Visitors to Seoul ought to arrive as visitors to Korea and stay mobile. If you don’t come especially for one of the many festivals, you ought to take a few weeks off during one of the peak periods and dive into the busy urban and rural culture. In October, for instance, which leaves many breathless. Goethe people are lucky enough to go seamlessly from the Pusan Film Festival to the Seoul International Dance Festival and from there to the Seoul Performing Arts Festival. To be continued.
What would you like most to still experience in Seoul?
I am not in the condition that there is something that I "must" experience.

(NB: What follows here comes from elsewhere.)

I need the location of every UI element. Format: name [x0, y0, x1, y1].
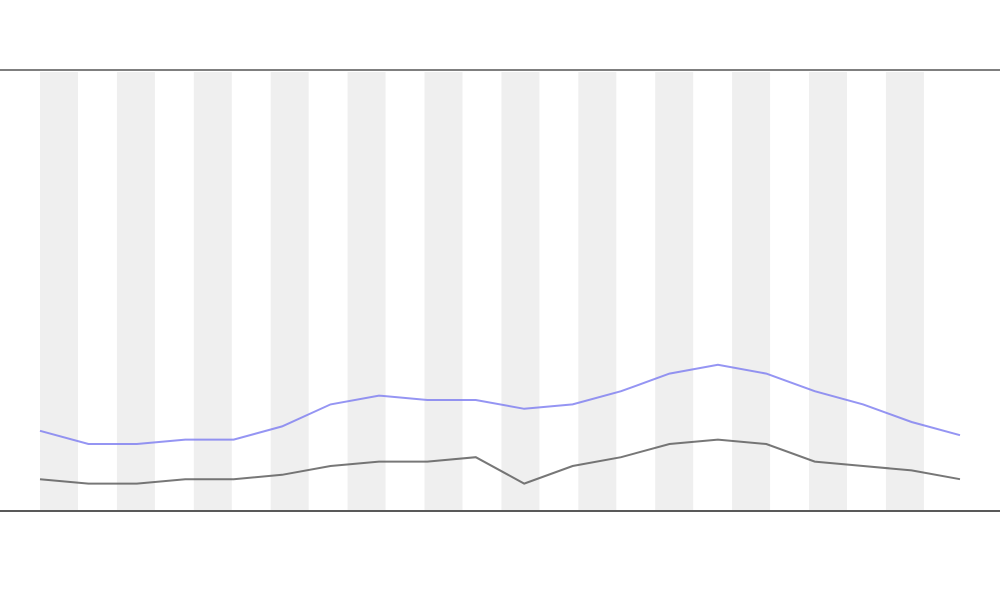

Yet, from Seoul and in Seoul I wish to continue to follow how the East Asian-Pacific cultural region continues to move closer together and discover and present its strongly contoured similarities. If this occurs in a fresh and free dialogue with other world regions, for obvious reasons with Germany and Europe in particular, then we will be able to develop many exciting projects together.
What is your dream project?
I am cautious with dream projects, mainly because they at first pursue one’s own ideas. It always fulfils a dream when we, besides our representative duties, are able to bring together the young people of our nations and political communities, the artists and people in the cultural sector as well as those active in society, in a stimulating way and thereby help to boost new, joint actions that leave lasting traces. It would be somewhat exerted and even hackneyed to evoke Korean unity here, the legendary peace concert at the (falling) border or something like that. Nonetheless, on 9 November 2009 together with a German and a Korean DJ, we happily celebrated an expectable, politically charged party under the motto "Dancing down the Wall." Otherwise every project that we use to intensify a joint Korean-German interest is like a dream. For 2011 we are planning "The Troubles of the Young."
Raimund Wördemann is the director of the Goethe-Institut Korea in Seoul. From 2005 until 2008 he was the head of the cultural affairs department of the German consulate general in Shanghai.